I'm trying to parse string in the following format (EBNF, I hope this is right) in PHP:
<exp>      ::= <base>[{<modifier>["!"]"("<exp>")"}]
<base>     ::= <role>[{<modifier><role>}]
<modifier> ::= "&" | "|"
<role>     ::= ["!"]<str>[","<str>]
Where <str> is any string that would pass [a-zA-Z0-9\-]+
The following are example of patterns that would have to be parsed:
token1
token1&token2
token1|(token2&!token3)
(token1&token2)|(token3&(token4|(!token5,12&token6)))
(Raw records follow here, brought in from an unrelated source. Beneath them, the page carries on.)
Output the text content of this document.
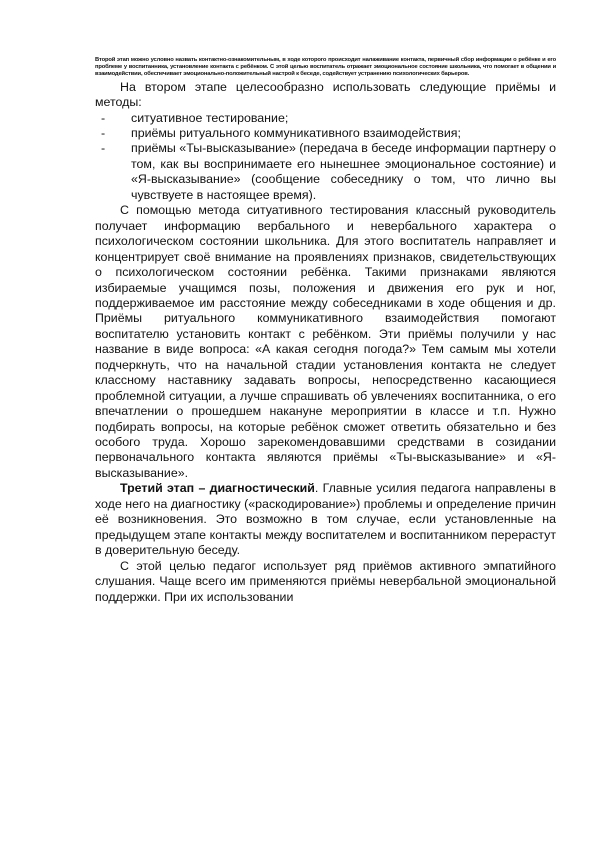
Второй этап можно условно назвать контактно-ознакомительным, в ходе которого происходит налаживание контакта, первичный сбор информации о ребёнке и его проблеме у воспитанника, установление контакта с ребёнком. С этой целью воспитатель отражает эмоциональное состояние школьника, что помогает в общении и взаимодействии, обеспечивает эмоционально-положительный настрой к беседе, содействует устранению психологических барьеров.

На втором этапе целесообразно использовать следующие приёмы и методы:

- ситуативное тестирование;
- приёмы ритуального коммуникативного взаимодействия;
- приёмы «Ты-высказывание» (передача в беседе информации партнеру о том, как вы воспринимаете его нынешнее эмоциональное состояние) и «Я-высказывание» (сообщение собеседнику о том, что лично вы чувствуете в настоящее время).

С помощью метода ситуативного тестирования классный руководитель получает информацию вербального и невербального характера о психологическом состоянии школьника. Для этого воспитатель направляет и концентрирует своё внимание на проявлениях признаков, свидетельствующих о психологическом состоянии ребёнка. Такими признаками являются избираемые учащимся позы, положения и движения его рук и ног, поддерживаемое им расстояние между собеседниками в ходе общения и др. Приёмы ритуального коммуникативного взаимодействия помогают воспитателю установить контакт с ребёнком. Эти приёмы получили у нас название в виде вопроса: «А какая сегодня погода?» Тем самым мы хотели подчеркнуть, что на начальной стадии установления контакта не следует классному наставнику задавать вопросы, непосредственно касающиеся проблемной ситуации, а лучше спрашивать об увлечениях воспитанника, о его впечатлении о прошедшем накануне мероприятии в классе и т.п. Нужно подбирать вопросы, на которые ребёнок сможет ответить обязательно и без особого труда. Хорошо зарекомендовавшими средствами в созидании первоначального контакта являются приёмы «Ты-высказывание» и «Я-высказывание».

Третий этап – диагностический. Главные усилия педагога направлены в ходе него на диагностику («раскодирование») проблемы и определение причин её возникновения. Это возможно в том случае, если установленные на предыдущем этапе контакты между воспитателем и воспитанником перерастут в доверительную беседу.

С этой целью педагог использует ряд приёмов активного эмпатийного слушания. Чаще всего им применяются приёмы невербальной эмоциональной поддержки. При их использовании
!(token1&token2|(token3&!token4))|token5,12
I am trying to write a RegEx pattern that would always give me four groups:
- The left-most <expression>. From the above example this would be:- token1
- token1
- token1
- token1&token2
- token1&token2|(token3&!token4)
 
- If ["!"]was present. I.e.- null
- null
- null
- null
- !
 
- The <modifier>for the next<expression>(if any). This would be:- null
- &
- |
- |
- |
 
- The remaining of the pattern.
- null
- token2
- token2&!token3
- token3&(token4|(!token5,12&token6))
- token5,12
 
I can parse this provided that the first expression doesn't contain any <modifier>s. 
^\(?(!?)([a-zA-Z0-9\-]+)\)?([&|]?)(.*)$
I am stuck at this point. I have tried using lookarounds, however I can't figure out how to ensure that the group is captured when all brackets are balanced. Is this achievable with RegEx or do I need to write code using loops etc. to do this?